Investors will have further data to ponder this week both internally with FOMC Minutes, CPI, PPI and the Michigan Consumer Sentiment Index as well as externally as geo-political tensions continue to drive a US Dollar recovery.

GBP

A quiet week for Sterling had been anticipated last week with the only main reading to be the GDP release on Monday. GDP reported at 0.5% MoM down from 0.6% expected and 0.6% at last months reading. However, the solid recent run of Sterling was undone mid-week when Bank of England Governor Bailey insinuated a more dovish tone from the Bank of England stating that they would be more aggressive with rate cuts should inflation data allow them to. With the first budget under a labour government also fast approaching and geo-political tensions driving a US Dollar recovery, it is understandable that the market has checked the Sterling gains and the uncertainty of what to come makes pulls investors away. Following Bailey’s comments we see GBP/USD drop from 1.3422 at opening last Monday to 1.3109 at this morning’s reading with a less dramatic increase for EUR/GBP as we see only a slight uptick from 0.8337 to 0.8362 between the same time frames.

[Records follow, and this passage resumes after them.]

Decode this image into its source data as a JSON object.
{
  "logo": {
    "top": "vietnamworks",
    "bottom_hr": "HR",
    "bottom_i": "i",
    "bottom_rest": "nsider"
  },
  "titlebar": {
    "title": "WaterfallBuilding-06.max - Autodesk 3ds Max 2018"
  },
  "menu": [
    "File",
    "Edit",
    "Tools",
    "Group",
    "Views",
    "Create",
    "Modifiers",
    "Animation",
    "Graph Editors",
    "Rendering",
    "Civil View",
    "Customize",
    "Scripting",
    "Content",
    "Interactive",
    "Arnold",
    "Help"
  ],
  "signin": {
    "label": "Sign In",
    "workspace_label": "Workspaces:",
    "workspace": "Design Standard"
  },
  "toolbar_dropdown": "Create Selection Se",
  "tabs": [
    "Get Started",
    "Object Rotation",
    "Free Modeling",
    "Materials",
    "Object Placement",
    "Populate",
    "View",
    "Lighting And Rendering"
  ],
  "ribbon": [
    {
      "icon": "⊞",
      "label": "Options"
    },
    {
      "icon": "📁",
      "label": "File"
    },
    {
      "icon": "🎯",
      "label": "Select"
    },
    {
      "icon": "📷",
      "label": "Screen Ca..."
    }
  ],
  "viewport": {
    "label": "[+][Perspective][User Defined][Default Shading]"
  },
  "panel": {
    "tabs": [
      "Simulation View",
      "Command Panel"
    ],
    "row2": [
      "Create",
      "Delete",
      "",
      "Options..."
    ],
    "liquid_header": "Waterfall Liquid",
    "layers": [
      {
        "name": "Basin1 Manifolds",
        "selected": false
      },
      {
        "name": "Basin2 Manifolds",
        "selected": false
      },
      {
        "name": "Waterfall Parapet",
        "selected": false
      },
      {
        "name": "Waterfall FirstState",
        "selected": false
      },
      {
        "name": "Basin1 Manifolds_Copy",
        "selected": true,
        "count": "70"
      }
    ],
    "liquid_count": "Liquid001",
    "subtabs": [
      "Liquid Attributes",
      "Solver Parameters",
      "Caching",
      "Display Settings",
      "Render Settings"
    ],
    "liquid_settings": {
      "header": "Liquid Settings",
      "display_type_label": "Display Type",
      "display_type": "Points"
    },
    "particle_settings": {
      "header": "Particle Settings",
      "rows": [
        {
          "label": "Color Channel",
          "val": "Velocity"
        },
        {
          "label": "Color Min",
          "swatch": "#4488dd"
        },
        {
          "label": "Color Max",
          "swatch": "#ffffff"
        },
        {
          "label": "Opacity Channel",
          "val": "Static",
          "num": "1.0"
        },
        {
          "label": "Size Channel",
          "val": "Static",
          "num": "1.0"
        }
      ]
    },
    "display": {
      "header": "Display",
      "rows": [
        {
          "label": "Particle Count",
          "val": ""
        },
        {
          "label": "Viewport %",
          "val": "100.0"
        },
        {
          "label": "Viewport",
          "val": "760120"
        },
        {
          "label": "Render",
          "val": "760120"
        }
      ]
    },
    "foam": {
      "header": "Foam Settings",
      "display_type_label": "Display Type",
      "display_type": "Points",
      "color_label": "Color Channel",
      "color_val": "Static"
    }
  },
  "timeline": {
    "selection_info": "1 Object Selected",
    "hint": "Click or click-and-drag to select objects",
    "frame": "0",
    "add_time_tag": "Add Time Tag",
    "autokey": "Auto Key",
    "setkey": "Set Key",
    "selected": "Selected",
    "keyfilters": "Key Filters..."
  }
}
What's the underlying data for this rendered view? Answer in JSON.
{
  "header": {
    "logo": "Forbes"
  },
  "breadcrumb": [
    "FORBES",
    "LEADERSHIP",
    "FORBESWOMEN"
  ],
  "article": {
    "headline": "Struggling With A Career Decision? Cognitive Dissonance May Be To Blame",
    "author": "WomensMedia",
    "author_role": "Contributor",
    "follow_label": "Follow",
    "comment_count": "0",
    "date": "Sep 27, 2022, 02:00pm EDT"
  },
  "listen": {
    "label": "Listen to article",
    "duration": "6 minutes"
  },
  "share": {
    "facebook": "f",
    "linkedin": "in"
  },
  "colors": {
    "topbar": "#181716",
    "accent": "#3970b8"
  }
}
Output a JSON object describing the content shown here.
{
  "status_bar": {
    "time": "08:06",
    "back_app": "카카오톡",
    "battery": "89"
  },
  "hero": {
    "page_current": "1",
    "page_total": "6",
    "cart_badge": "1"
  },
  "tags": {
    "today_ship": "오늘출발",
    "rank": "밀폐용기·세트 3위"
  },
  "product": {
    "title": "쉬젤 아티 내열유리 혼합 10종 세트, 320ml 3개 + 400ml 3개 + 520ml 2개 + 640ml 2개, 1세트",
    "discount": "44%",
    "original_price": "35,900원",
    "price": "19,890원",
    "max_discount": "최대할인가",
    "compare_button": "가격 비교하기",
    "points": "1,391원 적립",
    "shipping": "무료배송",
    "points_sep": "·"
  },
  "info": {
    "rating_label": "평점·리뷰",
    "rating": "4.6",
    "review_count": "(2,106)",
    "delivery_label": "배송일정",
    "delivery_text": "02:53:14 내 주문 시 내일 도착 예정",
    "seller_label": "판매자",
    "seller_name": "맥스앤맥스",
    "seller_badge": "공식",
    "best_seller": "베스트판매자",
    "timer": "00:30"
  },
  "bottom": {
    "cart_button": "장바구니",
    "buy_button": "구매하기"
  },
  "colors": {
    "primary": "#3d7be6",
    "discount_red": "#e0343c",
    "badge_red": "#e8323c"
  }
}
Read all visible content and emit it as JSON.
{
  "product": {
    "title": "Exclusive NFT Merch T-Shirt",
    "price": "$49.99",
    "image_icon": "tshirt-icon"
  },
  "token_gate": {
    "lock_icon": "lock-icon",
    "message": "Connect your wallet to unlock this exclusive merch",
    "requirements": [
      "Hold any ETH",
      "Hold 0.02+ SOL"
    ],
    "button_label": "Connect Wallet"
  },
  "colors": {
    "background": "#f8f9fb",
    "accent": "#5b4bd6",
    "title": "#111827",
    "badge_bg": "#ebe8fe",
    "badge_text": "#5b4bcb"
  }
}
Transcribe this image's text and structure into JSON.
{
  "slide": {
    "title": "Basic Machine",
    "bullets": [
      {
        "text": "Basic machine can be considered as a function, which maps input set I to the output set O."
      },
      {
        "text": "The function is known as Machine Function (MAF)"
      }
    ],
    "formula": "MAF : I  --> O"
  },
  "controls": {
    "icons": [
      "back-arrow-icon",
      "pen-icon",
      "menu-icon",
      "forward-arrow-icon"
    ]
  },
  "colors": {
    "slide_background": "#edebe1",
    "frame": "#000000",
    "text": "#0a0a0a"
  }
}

Alike last week, a fairly data light week for Sterling this week with no key data expected to be released however, with market movement likely to be driven from its G3 counterparts and the external factors still currently at play, it would be unwise to mistake the lack of data for a lack of volatility.

EUR

The Eurozone continues to look fragile with major gains for the Greenback against the Euro last week. Had it not been for Governor Bailey’s speech we may have seen Sterling continue to test new levels of resistance against the Euro. German CPI Data dropped back to 0% on Monday versus the expected 0.1% from traders. With Eurozone Core HICP and HICP both dropping back on expectations to 1.8% vs 1.9% and 2.7% vs 2.8% respectively the narrative of further ECB rate cuts to close out the year does not look to have been weakened. The market is currently pricing in another 25bp cut from the ECB at the 17th October meeting and unless data dramatically changes before then, it seems unrealistic to expect anything less.

This week the market will look to scrutinise the data further as we see Retail Sales this morning at 10am expecting an uptick from last months readings as well as Germany’s HICP reading at 7am on Friday. With EUR/USD dropping to 1.0965 at open this morning down from 1.1208 last week, it seems the market has corrected recent Euro strength against US Dollar and this week could be key to see where the price direction will move in the coming months.